As a frustrated athlete himself, JRH is particularly attuned when a patient complains that he or she cannot participate in a chosen field of endeavor. One month ago, a 60-year-old patient had a special request so that he could play golf once again. He wanted Synvisc but he had undergone a total knee replacement some years ago and was hoping for a quicker solution to his present problem. So, after checking with the patient's insurance company and finding that this was a covered service (albeit temporary), JRH began the series of three weekly injections. The patient later told JRH that the first shot was painful but, by the time he received his third shot, he could definitely tell that this “experiment” was succeeding.
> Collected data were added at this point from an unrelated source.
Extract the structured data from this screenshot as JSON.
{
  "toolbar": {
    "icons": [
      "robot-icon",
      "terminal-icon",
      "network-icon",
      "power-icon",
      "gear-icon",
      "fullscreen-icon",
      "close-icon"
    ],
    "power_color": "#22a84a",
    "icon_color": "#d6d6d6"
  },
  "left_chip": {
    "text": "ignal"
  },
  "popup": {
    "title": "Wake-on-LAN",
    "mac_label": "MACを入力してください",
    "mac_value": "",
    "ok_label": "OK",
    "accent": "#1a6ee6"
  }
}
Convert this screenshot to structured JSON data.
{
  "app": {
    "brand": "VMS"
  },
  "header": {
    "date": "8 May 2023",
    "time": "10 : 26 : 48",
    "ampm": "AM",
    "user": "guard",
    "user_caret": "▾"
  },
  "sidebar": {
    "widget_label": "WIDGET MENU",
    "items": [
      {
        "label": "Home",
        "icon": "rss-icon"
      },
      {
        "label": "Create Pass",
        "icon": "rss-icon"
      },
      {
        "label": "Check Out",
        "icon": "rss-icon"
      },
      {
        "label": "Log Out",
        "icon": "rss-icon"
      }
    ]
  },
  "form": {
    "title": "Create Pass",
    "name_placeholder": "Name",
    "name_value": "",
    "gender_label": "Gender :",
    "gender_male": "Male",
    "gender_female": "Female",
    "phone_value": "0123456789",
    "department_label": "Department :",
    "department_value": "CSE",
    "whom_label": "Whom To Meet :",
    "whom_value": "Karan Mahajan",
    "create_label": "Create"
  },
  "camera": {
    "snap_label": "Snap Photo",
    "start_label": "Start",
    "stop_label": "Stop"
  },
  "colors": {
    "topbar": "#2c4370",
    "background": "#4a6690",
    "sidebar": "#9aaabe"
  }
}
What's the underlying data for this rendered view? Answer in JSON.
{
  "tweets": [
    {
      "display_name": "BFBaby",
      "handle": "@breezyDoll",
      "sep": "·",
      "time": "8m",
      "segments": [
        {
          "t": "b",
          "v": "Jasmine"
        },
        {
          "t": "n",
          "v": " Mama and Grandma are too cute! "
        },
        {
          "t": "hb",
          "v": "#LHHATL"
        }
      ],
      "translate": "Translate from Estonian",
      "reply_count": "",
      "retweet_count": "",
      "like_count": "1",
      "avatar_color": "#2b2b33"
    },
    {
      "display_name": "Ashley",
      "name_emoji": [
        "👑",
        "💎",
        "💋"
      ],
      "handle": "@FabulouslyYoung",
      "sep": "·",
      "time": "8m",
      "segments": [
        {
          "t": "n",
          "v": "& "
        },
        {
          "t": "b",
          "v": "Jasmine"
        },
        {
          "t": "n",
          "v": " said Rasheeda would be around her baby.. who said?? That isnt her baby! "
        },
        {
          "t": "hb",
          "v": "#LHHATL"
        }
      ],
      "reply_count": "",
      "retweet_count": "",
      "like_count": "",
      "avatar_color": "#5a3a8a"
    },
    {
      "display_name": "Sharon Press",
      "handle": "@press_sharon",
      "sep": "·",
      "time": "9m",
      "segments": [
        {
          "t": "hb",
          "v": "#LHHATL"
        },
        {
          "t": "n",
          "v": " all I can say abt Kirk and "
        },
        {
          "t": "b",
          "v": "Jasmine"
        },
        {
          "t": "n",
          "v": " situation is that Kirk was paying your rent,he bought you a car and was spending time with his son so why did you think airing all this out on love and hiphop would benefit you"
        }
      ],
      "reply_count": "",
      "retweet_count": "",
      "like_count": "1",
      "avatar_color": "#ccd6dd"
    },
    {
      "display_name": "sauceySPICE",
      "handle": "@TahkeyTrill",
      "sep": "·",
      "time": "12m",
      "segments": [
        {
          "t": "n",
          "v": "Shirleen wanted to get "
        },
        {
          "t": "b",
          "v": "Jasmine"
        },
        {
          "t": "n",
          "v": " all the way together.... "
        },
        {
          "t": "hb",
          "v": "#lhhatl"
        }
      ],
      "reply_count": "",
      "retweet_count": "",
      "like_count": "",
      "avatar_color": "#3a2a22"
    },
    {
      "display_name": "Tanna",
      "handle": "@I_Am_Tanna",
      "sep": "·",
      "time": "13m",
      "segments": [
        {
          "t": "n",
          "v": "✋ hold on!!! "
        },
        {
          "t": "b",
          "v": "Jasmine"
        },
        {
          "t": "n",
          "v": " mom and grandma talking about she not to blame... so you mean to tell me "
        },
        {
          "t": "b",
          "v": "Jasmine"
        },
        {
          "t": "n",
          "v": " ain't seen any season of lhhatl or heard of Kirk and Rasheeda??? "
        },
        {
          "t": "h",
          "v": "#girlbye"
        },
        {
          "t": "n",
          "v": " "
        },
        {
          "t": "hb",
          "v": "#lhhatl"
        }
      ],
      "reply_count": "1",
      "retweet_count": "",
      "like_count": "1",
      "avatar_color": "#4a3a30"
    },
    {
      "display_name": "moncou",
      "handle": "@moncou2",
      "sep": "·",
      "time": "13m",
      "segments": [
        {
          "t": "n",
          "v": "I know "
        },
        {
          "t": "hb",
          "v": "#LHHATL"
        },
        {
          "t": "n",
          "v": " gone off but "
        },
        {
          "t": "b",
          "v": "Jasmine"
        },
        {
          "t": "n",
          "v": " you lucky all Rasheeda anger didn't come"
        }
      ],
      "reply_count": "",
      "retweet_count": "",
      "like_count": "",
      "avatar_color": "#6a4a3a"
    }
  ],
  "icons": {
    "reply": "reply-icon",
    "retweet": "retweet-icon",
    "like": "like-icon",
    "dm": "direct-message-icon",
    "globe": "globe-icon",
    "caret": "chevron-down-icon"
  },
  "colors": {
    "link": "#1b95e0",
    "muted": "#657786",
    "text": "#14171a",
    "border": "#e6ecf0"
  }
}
JRH agreed and sent him out to the links once again, hoping to hear some great stories of passion and performance in the not-too-distant future. Look out, Tiger Woods.
On most Saturday mornings, CAG cares for his seven-month-old daughter, Rachel, while his wife attends a class. Few problems arise, except that this morning CAG received a call from the labor and delivery department notifying him that one of his maternity care patients had arrived and was dilated to 8 cm. Without time to get a babysitter, CAG packed Rachel in the car and headed for the hospital. The labor nurses appeared highly amused to see him rolling in with a grinning baby in a stroller, but it was obvious to CAG that they were too busy to babysit so he headed back to the patient's room. Fortunately, his patient's sister-in-law was more than happy to play with Rachel during the birth, which went very smoothly. CAG was touched to hear his little girl's voice during the delivery, and it brought back memories of delivering her in the same hospital. CAG had always looked forward to taking his other children with him on weekend rounds, but he never expected that Rachel would get such an early start.